Standardization to the input data

We change the input data to mean 0 shifting and unit variance scaling as bellow.

\begin{equation} X\_new = \frac{X\_old - X\_mean}{X\_std} \end{equation}
In [6]:
X_train_mean = np.mean(X_train,axis=0)
X_train_std = np.std(X_train, axis=0)
X_train = (X_train - X_train_mean) / X_train_std

X_test = (X_test - X_train_mean) / X_train_std
print(X_train)
[[-0.79930181 -0.50039069 -0.65253323 ...,  0.26139757  1.95726617
  -1.68962135]
 [ 2.29112205  2.73758014  1.06699689 ...,  2.34536206  1.93503937
   1.12829706]
 [ 0.53831044  0.57492273  1.16703611 ...,  0.7128446  -0.32139495
  -0.63908639]
 ...,
 [-0.58745154 -0.03303521 -0.12096889 ...,  0.41261994 -0.29773626
   0.69609949]
 [-0.81462223 -0.63824131 -1.31190193 ...,  0.19084111 -0.04924745
   0.16164643]
 [ 1.53152094 -0.06017667 -0.46178048 ...,  0.44287204  1.9893673
   0.6404793 ]]
In [7]:
sequential = rm.Sequential([
    rm.Dense(128),
    rm.Relu(),
    rm.Dense(64),
    rm.Relu(),
    rm.Dense(1)
])
In [8]:
batch_size = 128
epoch = 15
N = len(X_train)
optimizer = Sgd(lr=0.01)
learning_curve = []
test_learning_curve = []

for i in range(epoch):
    perm = np.random.permutation(N)
    loss = 0
    for j in range(0, N // batch_size):
        train_batch = X_train[perm[j*batch_size : (j+1)*batch_size]]
        response_batch = y_train[perm[j*batch_size : (j+1)*batch_size]]
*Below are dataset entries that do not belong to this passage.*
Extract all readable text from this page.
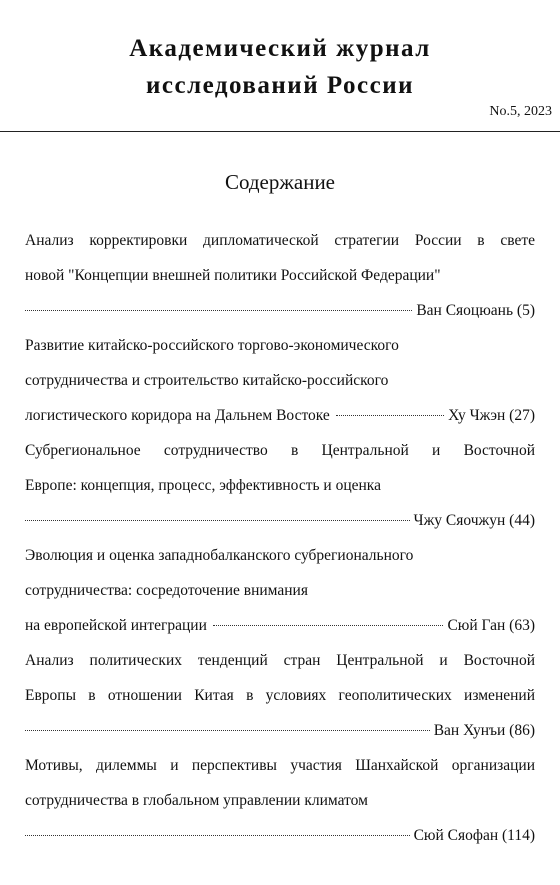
Академический журнал
исследований России
No.5, 2023
Содержание
Анализ корректировки дипломатической стратегии России в свете
новой "Концепции внешней политики Российской Федерации"
Ван Сяоцюань (5)
Развитие китайско-российского торгово-экономического
сотрудничества и строительство китайско-российского
логистического коридора на Дальнем Востоке	Ху Чжэн (27)
Субрегиональное сотрудничество в Центральной и Восточной
Европе: концепция, процесс, эффективность и оценка
Чжу Сяочжун (44)
Эволюция и оценка западнобалканского субрегионального
сотрудничества: сосредоточение внимания
на европейской интеграции	Сюй Ган (63)
Анализ политических тенденций стран Центральной и Восточной
Европы в отношении Китая в условиях геополитических изменений
Ван Хунъи (86)
Мотивы, дилеммы и перспективы участия Шанхайской организации
сотрудничества в глобальном управлении климатом
Сюй Сяофан (114)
        with sequential.train():
            z = sequential(train_batch)
            l = rm.sigmoid_cross_entropy(z, response_batch)
        grad = l.grad()
        grad.update(optimizer)
        loss += l.as_ndarray()
    train_loss = loss / (N // batch_size)
    z_test = sequential(X_test)
    test_loss = rm.sigmoid_cross_entropy(z_test, y_test).as_ndarray()
    test_learning_curve.append(test_loss)
    learning_curve.append(train_loss)
    print("epoch:{:03d}, train_loss:{:.4f}, test_loss:{:.4f}".format(i, float(train_loss), float(test_loss)))
epoch:000, train_loss:0.5887, test_loss:0.5197
epoch:001, train_loss:0.4879, test_loss:0.4550
epoch:002, train_loss:0.4434, test_loss:0.4235
epoch:003, train_loss:0.4203, test_loss:0.4054
epoch:004, train_loss:0.4068, test_loss:0.3931
epoch:005, train_loss:0.3967, test_loss:0.3845
epoch:006, train_loss:0.3883, test_loss:0.3784
epoch:007, train_loss:0.3820, test_loss:0.3715
epoch:008, train_loss:0.3773, test_loss:0.3670
epoch:009, train_loss:0.3725, test_loss:0.3629
epoch:010, train_loss:0.3690, test_loss:0.3598
epoch:011, train_loss:0.3660, test_loss:0.3562
epoch:012, train_loss:0.3620, test_loss:0.3537
epoch:013, train_loss:0.3584, test_loss:0.3506
epoch:014, train_loss:0.3564, test_loss:0.3474
Compare to the two case, when we use the standardization, the loss value decreases little faster.
It might standardization change the shape of loss function from elongated to like circle, so the we can avoid the learning go slow.